Mon marabout Al Maktoum, comme son jeune frère Al-Amin, qui m’avait confié son épouse Sokhna Mame Anna Camara à Thiès, sont les oncles et maîtres coraniques de mon fils Mara. Mais mon fils ne leur a jamais demandé le Wird Tidjane et ne l’a jamais reçu d’eux ni d’aucun autre dignitaire tidjane. Mara reste néanmoins fidèle à l’enseignement d’Al Maktoum dont le Daara ne s’éteint jamais. Al Maktoum avait une vision unificatrice et non sectaire de tarikha : « les Confréries sont des khalwas mystiques où se forment continuellement les athlètes de la religion ».
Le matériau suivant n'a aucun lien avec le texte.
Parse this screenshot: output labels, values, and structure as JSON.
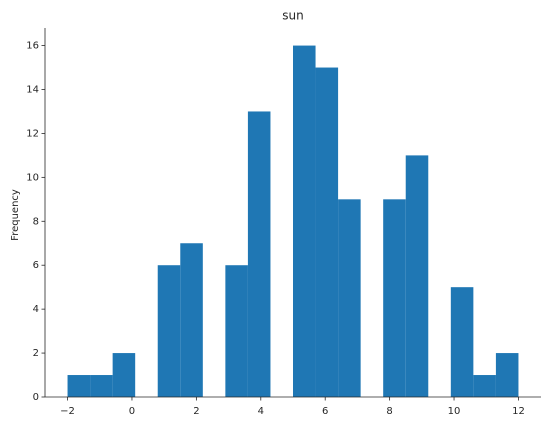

Interpellé sur la façon de reconnaître au Sénégal un Talibé Mouride d’un Talibé Tidjane, Khadre ou Layene, Sérigne Cheikh répondit ceci : « celui d’entre eux qui se conforme à la droiture devient les quatre ». C’est la raison pour laquelle, pour Mara, ce qui compte c’est d’être droit et juste. Et c’est bien ce qu’il a l’intention de faire dans l’Oasis de son grand père Cheikh Ahmadou Bamba, en quête de l’enceinte sacrée d’Allah. Et son oncle Al Maktoum n’en est pas du tout mécontent.

A tous les donneurs de leçons qui oublient leur propres vices (Sourate 2, verset 44), je voudrais rappeler ceci : Mara a été gratifié de la chance de devenir le disciple-aspirant de l’Abreuvoir des Assoiffés, Sérigne Touba, le Serviteur élu du Messager source de la droiture ; et son Oncle Al Maktoum, petit-fils du même Sérigne Touba, n’en est pas mécontent du tout.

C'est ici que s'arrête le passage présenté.